Sunday, 7 August 2016

Monks and Pizza

Last week my husband went to a Zen meditation session at a Korean temple he'd never been to before. The abbot in charge had just had foot surgery and had only gotten out of the hospital an hour earlier (they kept him in an extra few days because they knew he wouldn't hold still and rest when they sent him home). Ordinarily the abbot cooks the evening meal while participants are in the meditation session, but last week of course he didn't feel up to it. He had arranged for a Vietnamese group to bring in food, but for various reasons they didn't arrive. So the abbot, ever practical, ordered in Pizza Pizza, which I thought was charming.

This week I attended with my husband, and the group was welcoming and kind. I felt I'd known some of them for ages. The abbot, true to form, kept leaving his wheelchair to hobble about. A smiling, chuckling Korean monk, he made you feel like laughing for no reason, and as I watched the others as they knelt to listen to his dharma talk, I could see real love in their faces. He cooked the meal while we meditated, an interesting and yummy cold broth (with ice cubes floating in it) over a dense tangle of noodles, sliced cucumbers, and bamboo. And he didn't sit down once while we ate, but continued to bustle about on his bandaged foot. The man doesn't rest. It felt wrong to sit and eat while this obviously unwell man worked in the kitchen, but I was told this is how he wants to serve. He never sits to eat with the others.

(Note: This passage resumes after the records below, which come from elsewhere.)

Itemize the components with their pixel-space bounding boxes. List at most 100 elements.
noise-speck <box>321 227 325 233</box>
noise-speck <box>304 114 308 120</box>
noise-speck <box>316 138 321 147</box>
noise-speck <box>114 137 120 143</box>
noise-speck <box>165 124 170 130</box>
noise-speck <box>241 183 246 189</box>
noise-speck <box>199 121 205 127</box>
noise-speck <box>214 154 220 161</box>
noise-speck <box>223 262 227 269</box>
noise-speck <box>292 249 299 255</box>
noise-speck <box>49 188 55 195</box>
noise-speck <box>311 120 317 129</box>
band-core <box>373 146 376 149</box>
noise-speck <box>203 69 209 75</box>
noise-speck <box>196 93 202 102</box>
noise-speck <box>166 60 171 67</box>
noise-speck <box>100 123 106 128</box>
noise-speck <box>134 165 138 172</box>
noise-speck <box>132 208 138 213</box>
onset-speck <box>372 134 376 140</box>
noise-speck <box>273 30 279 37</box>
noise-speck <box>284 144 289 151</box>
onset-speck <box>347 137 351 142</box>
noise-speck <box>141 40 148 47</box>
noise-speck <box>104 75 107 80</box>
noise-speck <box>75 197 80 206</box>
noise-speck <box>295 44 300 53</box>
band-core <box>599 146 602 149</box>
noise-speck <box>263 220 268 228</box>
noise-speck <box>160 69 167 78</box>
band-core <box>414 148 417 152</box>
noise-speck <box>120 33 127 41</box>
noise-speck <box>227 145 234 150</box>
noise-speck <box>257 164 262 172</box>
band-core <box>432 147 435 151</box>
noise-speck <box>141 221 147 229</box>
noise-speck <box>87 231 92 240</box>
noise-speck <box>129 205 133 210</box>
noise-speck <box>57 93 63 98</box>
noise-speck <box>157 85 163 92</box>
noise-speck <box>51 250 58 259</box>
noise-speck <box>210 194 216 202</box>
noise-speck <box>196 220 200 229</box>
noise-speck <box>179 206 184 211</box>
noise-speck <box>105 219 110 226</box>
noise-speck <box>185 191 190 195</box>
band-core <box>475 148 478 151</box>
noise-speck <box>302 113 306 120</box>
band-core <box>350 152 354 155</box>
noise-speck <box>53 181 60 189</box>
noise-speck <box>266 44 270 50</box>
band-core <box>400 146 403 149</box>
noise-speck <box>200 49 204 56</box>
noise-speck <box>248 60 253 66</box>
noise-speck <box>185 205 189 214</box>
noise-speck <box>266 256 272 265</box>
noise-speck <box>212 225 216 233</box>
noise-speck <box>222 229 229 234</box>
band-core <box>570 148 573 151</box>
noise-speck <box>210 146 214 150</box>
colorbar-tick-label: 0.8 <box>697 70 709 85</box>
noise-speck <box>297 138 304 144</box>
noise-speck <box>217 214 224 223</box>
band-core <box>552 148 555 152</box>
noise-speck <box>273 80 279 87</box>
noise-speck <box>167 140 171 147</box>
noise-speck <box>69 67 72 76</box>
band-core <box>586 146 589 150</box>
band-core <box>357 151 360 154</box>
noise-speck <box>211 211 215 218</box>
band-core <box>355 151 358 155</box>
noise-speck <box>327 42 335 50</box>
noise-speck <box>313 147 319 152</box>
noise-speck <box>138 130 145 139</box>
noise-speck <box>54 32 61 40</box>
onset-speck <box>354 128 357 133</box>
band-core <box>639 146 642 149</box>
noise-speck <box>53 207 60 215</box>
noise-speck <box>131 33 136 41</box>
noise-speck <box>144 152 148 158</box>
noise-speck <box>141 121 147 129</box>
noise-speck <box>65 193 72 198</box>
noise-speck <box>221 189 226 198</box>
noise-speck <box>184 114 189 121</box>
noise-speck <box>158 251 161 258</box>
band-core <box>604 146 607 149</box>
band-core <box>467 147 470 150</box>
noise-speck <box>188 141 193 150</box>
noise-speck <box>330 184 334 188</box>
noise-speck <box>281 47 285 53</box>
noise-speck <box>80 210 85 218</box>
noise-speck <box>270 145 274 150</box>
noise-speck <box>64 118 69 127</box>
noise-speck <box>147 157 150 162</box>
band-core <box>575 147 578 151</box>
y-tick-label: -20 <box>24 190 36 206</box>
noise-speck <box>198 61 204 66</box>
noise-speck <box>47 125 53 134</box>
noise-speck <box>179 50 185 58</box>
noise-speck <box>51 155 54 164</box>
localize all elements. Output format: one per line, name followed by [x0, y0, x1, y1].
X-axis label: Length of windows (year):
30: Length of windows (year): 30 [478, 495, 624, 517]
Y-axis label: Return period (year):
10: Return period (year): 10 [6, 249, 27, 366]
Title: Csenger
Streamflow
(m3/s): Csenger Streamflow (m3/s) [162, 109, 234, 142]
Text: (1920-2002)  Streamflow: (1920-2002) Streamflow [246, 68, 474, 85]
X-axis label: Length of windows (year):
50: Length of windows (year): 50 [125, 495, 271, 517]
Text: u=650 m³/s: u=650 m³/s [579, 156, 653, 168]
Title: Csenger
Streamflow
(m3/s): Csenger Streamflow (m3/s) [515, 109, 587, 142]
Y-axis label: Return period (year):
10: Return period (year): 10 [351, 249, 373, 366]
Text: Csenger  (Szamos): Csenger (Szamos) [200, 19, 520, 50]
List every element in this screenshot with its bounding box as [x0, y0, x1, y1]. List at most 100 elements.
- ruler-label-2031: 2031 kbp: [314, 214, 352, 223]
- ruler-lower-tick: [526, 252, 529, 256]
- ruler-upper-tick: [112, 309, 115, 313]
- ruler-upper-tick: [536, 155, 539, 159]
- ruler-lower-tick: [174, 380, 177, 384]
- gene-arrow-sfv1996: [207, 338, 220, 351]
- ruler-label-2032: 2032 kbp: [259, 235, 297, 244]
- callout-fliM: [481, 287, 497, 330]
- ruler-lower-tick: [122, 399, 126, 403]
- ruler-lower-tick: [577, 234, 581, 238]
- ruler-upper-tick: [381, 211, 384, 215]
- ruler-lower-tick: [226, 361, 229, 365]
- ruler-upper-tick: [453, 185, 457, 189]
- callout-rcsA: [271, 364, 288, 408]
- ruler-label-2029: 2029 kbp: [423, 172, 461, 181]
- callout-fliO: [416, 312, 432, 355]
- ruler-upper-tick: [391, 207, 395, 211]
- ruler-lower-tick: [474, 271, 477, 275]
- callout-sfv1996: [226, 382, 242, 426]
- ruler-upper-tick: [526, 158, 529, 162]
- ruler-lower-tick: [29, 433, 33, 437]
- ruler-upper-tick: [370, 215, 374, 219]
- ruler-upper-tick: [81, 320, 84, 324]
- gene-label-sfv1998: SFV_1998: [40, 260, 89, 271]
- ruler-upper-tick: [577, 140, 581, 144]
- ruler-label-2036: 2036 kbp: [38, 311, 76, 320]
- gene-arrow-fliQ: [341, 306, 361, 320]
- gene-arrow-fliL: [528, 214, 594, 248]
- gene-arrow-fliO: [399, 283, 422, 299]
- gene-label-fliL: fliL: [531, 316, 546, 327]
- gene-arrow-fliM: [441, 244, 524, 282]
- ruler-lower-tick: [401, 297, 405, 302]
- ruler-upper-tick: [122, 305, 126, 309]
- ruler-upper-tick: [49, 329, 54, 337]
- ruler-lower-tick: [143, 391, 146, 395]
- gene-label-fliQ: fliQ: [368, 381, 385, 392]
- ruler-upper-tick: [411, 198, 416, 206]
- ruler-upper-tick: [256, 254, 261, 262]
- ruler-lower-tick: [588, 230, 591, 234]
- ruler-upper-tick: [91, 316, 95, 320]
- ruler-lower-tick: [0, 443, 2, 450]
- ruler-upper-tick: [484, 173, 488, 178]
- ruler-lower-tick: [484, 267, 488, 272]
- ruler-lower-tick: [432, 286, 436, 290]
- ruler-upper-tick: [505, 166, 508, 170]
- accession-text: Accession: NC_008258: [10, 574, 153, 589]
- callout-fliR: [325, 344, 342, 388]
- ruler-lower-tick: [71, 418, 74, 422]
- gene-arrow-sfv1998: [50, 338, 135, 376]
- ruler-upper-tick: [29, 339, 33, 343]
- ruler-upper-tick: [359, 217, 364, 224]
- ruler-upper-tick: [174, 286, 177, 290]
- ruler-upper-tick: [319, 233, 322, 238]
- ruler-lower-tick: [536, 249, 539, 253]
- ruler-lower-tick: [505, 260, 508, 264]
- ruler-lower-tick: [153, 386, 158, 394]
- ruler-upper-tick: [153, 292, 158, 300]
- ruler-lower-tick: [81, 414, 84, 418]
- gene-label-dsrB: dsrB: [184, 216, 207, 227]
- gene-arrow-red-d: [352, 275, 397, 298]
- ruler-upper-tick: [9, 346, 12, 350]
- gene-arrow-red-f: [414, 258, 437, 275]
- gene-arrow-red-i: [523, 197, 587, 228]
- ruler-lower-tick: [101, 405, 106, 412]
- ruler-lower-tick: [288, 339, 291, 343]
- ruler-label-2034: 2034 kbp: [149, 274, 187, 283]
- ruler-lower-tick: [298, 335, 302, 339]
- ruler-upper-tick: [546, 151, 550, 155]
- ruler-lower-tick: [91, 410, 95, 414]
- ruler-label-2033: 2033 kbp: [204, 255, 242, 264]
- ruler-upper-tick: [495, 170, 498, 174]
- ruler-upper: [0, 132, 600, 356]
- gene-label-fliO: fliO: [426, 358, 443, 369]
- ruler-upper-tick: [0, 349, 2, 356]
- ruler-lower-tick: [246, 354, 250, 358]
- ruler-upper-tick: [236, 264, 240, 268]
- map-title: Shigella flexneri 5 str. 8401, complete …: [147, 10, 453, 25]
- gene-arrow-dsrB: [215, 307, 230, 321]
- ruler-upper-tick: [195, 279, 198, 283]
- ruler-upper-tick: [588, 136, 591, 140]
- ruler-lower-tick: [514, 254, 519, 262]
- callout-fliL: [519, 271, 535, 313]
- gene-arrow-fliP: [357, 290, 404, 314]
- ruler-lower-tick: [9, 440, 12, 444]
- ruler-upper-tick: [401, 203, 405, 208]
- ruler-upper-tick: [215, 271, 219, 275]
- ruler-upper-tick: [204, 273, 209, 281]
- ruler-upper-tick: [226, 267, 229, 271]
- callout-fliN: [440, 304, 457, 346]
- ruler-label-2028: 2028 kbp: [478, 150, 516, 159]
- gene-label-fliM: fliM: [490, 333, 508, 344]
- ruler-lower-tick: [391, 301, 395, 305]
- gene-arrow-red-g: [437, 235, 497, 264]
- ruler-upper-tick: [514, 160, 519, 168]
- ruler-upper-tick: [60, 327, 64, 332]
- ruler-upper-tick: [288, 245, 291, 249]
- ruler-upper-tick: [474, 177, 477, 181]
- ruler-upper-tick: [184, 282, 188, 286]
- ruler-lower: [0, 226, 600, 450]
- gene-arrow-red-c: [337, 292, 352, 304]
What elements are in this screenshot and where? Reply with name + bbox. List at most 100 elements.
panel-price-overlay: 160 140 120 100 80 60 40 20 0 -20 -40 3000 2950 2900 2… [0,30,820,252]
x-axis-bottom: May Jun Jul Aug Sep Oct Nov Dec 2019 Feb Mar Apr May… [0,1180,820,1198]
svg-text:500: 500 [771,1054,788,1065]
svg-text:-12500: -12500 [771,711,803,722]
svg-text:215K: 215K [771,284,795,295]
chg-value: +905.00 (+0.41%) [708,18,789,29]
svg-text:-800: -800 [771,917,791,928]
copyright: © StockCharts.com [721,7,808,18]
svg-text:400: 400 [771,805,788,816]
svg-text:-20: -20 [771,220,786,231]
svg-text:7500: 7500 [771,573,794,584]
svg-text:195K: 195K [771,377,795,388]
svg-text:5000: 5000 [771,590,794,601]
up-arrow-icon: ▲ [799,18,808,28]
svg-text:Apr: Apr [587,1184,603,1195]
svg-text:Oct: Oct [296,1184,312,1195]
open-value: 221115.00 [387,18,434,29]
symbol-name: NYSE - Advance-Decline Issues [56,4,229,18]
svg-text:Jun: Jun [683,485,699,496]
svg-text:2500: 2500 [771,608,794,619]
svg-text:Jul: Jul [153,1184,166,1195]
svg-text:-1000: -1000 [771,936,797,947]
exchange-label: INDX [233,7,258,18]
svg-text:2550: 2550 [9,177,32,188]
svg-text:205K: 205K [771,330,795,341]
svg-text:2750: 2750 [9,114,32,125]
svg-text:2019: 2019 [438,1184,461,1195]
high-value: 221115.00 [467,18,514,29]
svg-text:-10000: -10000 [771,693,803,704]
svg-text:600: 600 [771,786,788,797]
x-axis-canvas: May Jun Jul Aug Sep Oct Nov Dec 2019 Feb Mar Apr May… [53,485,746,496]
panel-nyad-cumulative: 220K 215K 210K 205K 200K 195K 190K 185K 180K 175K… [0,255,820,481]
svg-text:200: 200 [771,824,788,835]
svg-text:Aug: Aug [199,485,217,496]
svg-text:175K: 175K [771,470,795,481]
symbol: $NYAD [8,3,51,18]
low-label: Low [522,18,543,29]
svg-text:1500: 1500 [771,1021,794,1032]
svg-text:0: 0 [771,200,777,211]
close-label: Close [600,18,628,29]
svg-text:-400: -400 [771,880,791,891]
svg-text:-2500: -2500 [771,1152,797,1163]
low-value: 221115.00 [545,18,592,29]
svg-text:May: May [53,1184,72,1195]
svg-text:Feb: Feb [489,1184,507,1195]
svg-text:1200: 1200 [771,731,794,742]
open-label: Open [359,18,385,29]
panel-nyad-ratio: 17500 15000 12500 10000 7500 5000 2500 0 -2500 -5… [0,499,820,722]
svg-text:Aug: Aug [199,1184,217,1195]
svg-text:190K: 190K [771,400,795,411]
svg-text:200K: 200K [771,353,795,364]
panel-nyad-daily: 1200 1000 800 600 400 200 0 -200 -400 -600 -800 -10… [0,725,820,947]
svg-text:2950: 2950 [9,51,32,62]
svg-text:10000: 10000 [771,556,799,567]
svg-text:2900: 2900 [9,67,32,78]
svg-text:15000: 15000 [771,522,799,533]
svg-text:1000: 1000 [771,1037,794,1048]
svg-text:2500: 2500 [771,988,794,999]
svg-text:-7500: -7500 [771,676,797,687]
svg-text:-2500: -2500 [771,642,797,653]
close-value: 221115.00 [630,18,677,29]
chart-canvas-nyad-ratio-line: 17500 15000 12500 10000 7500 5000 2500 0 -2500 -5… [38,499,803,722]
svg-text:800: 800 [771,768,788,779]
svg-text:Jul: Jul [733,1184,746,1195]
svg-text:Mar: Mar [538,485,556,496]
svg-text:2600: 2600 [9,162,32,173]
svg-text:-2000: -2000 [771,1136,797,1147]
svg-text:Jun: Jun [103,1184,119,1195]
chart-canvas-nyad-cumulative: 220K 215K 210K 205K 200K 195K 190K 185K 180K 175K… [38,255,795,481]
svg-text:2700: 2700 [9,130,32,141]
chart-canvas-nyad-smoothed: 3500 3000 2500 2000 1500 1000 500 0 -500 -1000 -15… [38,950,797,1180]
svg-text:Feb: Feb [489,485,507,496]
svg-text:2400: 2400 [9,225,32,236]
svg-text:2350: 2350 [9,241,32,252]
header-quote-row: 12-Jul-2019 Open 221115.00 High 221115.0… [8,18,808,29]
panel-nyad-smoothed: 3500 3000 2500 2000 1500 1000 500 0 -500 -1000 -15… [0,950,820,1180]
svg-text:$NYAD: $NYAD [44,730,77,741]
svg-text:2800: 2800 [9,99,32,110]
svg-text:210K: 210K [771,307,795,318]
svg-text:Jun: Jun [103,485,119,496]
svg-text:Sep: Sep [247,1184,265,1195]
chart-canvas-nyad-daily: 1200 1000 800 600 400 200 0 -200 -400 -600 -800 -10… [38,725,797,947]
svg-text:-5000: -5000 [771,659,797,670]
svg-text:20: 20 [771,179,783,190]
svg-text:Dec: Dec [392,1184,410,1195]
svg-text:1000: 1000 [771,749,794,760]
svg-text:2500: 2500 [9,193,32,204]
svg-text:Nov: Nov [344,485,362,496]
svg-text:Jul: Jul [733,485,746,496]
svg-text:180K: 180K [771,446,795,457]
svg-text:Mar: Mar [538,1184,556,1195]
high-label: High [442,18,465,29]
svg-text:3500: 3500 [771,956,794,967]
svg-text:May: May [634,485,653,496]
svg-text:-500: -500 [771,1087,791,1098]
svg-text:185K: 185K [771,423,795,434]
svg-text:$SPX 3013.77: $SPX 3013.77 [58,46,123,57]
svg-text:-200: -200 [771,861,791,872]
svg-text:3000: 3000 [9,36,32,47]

When we left, the abbot was out watering the garden. There was a woman there last night who didn't participate in the session but stayed instead out in the garden, sitting on a bench. I assume she has cancer, as she was bald and extremely thin and frail. She looked to be in some distress, holding her head and fighting tears, and my first impulse was to go to her. But the abbot calmly moved around the garden, watering the plants with the hose, giving the woman space but always in the vicinity. Just letting her know he was present but not intruding. And I thought I understood why the woman came. It is an accepting, warm, and peaceful place. He may not be able to heal her body, but you could sense she felt he and the temple could soothe her spirit. There's something nourishing about them.

The abbot told us with a laugh that he has kidney failure and has to go back to Nuclear Medicine at the hospital twice this week. I told him he has to be healthy, because I only just found him and have things to learn from him.

My husband and I are contemplating joining the group for a three-day meditation retreat in September. It depends on whether I can find a dog sitter, and whether I think my body is up to three days of the half-lotus position, which right now sounds scary. But I've been wanting more inner contentment, and it sounds like a good way to kick-start the journey.

Thursday, 4 August 2016

In the Good Ol' Summertime

One of my bosses asked me if I was having a relaxing summer. My first response was yes, I'm reading a lot and swimming now and then and...and bottling fruit and caring for two gardens and drying herbs and meeting writing deadlines for the publisher and going to Highland Games and walking my dogs and setting up a loom and crocheting Christmas ornaments to sell this fall and mowing the lawn and going on weekend drives with my husband and I'm first counselor in the Relief Society at church and I'm taking teacher training once a month and oh yeah, I work a sixty-hour week...but I only have one son left at home, who is pretty independent, and my husband does most of the cleaning and cooking. So yeah, actually, it feels pretty calm this summer. This is about as relaxed as I get.

Wednesday, 3 August 2016

Struck me funnier...

The aforementioned son who wanted me to fix his snack is starting college in a couple of weeks...studying to become a chef.